Alors que ma première consultation médicale par vidéo vient de s’achever, avant que je ne m’aperçoive que l’ordonnance ne dit pas la même chose que le médecin pixelisé la minute précédente (je n’aime pas le vingt-et-unième siècle), je surprends un chat en pleine tentative de meurtre et descends l’escalier en courant. L’assassin relâche la tourterelle, qui s’envole dans une nuée de plumes, et je poursuis le chat jusqu’au fond du jardin en criant, Ne remets pas les pattes ici, saleté ! Un peu plus tard, je le vois discuter paisiblement sur le mur du jardin avec le chat pelé qui voudrait que je l’adopte et je lève le poing.
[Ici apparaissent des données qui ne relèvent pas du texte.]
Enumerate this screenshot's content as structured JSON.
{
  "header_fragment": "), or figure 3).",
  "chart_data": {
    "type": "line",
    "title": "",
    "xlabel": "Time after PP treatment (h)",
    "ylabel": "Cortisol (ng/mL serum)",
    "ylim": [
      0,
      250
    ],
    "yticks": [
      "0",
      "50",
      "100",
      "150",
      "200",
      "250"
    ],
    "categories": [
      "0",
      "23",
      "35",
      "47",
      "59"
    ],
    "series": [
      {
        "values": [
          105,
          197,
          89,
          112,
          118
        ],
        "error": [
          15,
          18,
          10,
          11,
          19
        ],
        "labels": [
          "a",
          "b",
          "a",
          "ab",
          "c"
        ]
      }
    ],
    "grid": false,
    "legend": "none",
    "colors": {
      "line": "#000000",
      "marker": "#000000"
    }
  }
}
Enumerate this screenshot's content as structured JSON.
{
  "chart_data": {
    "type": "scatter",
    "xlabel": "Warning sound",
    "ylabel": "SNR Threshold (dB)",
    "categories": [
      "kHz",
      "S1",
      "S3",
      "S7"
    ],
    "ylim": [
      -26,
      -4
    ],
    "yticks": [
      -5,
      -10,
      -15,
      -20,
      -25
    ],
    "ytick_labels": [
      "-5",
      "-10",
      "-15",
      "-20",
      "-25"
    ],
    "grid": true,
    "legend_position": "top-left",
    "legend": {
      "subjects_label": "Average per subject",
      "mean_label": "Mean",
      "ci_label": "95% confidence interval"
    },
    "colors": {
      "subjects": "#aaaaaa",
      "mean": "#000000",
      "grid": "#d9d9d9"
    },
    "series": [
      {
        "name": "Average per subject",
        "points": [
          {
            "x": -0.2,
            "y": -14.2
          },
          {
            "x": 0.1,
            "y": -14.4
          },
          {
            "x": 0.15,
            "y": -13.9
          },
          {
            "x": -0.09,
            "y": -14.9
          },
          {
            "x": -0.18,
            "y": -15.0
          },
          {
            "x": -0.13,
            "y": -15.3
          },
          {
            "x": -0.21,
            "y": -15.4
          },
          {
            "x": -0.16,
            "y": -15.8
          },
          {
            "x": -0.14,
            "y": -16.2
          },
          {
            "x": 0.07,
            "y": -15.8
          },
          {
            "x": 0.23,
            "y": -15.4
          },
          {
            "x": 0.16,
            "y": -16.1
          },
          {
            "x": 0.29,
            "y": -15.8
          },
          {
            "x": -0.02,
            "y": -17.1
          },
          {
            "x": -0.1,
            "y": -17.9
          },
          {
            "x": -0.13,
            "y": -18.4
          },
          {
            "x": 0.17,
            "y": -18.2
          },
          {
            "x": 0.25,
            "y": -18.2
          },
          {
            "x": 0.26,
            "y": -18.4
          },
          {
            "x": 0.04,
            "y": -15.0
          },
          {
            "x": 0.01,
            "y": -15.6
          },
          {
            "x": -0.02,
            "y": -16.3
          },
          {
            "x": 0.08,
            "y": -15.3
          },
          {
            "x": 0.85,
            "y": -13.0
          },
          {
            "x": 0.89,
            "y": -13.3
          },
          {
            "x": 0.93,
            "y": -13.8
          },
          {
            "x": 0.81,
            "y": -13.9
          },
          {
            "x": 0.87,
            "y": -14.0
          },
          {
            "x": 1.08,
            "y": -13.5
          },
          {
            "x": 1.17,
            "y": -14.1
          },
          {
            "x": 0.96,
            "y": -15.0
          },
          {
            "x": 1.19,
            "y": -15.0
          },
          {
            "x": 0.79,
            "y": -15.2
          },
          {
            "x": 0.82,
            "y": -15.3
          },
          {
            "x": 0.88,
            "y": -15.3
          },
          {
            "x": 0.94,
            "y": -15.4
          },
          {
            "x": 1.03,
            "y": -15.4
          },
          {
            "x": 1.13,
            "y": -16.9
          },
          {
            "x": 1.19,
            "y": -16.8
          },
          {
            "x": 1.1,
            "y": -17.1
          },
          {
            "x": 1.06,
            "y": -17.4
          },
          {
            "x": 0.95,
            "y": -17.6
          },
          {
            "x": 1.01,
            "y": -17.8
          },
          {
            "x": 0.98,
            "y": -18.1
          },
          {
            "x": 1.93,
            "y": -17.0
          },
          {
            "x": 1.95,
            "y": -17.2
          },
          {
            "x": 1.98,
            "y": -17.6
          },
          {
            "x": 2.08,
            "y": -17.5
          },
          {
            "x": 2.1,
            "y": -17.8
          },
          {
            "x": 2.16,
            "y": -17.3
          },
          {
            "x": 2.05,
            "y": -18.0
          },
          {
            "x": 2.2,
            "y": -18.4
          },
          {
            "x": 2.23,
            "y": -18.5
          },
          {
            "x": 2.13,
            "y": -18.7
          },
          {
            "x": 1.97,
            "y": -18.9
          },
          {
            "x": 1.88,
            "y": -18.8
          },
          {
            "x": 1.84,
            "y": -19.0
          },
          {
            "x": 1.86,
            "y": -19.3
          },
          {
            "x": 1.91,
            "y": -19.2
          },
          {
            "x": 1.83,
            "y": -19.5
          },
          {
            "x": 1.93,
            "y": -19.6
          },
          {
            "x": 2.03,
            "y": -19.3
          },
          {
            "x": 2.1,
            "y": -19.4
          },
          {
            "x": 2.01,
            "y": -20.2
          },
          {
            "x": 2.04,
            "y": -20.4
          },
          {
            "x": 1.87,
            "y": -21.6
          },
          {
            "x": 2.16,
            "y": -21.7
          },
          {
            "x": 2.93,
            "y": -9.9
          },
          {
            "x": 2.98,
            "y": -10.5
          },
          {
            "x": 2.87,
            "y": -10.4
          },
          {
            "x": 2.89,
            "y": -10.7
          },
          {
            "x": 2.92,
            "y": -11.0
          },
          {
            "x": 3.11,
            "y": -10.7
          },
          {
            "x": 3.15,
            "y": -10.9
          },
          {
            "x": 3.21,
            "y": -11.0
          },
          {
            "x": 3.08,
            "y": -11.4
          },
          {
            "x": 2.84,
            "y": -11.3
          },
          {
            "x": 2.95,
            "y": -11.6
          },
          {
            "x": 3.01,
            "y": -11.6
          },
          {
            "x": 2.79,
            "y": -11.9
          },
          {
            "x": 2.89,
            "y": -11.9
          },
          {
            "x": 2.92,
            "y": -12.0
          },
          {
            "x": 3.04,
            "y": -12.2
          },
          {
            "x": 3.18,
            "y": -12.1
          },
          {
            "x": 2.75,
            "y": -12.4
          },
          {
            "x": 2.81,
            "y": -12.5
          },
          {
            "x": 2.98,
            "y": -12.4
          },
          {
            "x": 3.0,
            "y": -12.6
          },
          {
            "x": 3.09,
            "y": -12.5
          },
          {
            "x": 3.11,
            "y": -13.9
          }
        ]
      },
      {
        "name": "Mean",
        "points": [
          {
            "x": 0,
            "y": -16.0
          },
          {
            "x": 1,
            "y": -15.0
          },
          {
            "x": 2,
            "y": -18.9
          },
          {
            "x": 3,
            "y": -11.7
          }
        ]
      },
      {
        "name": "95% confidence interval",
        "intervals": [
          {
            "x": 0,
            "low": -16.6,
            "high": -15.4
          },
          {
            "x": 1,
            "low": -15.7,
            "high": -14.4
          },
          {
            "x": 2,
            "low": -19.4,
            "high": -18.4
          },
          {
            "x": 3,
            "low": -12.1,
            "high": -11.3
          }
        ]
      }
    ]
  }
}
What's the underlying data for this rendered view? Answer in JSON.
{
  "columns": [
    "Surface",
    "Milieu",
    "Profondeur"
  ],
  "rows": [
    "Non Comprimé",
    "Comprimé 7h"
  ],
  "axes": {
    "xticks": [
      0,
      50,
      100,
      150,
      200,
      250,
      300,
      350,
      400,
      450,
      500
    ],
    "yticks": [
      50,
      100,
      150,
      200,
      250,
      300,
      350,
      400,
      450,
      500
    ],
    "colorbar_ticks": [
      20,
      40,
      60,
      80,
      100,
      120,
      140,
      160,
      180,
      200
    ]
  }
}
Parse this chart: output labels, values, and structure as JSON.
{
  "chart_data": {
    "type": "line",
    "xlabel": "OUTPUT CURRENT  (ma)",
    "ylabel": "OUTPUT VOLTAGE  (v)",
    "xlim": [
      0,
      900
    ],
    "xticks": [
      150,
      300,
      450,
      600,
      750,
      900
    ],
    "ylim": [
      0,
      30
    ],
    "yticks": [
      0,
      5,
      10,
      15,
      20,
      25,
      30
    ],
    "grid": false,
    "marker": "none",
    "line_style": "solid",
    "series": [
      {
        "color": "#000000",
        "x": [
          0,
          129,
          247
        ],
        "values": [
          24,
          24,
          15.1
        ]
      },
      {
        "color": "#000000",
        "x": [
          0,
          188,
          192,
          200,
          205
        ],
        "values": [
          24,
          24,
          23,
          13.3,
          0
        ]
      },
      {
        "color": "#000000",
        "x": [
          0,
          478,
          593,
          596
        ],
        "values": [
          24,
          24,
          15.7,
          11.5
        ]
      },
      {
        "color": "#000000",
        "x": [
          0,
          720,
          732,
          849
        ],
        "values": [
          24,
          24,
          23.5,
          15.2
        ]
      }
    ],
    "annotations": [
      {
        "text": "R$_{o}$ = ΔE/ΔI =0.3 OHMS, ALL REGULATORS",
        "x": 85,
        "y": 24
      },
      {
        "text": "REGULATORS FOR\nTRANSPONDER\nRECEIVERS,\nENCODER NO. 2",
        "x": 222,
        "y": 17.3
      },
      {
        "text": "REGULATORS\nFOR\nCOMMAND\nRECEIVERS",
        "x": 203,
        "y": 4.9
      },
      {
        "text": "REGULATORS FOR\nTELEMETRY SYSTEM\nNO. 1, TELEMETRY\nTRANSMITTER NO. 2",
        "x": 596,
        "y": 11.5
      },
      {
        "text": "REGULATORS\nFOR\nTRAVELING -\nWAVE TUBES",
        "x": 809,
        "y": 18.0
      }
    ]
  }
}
Mon amour menace de lui envoyer une racine de pissenlit et il s’enfuit.

En 2004, j’ai sauvé un bébé tourterelle des griffes de mon chat bien-aimé Joe ; pendant un mois, chaque jour, j’ai couru avec Léopold posé sur le dos de ma main pour l’aider à s’envoler (c’est ce qu’on m’avait conseillé – et aussi de le lâcher depuis le haut du mur, ce que j’ai fait, avec pour conséquence qu’il est tombé par terre le bec le premier), jusqu’au jour où il a réussi. Un merle que j’ai brièvement appelé Albert n’a pas eu autant de chance. Ci-dessous, une photo de Léopold et moi. J’avais trente ans.

Ce soir, mon amour et moi marchons dans les rafales de pluie glacée puis au soleil puis sous les cathédrales de nuages noirs jusqu’à notre terril secret, où peu de nos congénères ont dû se promener aujourd’hui, de sorte que nous voyons vingt-trois lapins, malgré la luxuriance de la végétation. Nous exultons.

Pour la première fois, nous passons auprès du pont rouillé de la rue Edison sans qu’un soleil écrasant m’empêche de le prendre en photo, alors le voici.

Aujourd’hui, la circulation automobile me semble insupportable et j’ose à peine imaginer combien je serrerai les dents quand elle aura repris son rythme habituel. Nous apercevons un groupe de six ados qui traînent la patte en capuche comme au bon vieux temps ; un car de police passe à côté d’eux sans sourciller. Avons-nous raté quelque chose ?

Autour de moi, nombreux sont ceux que la perspective du déconfinement ne réjouit pas.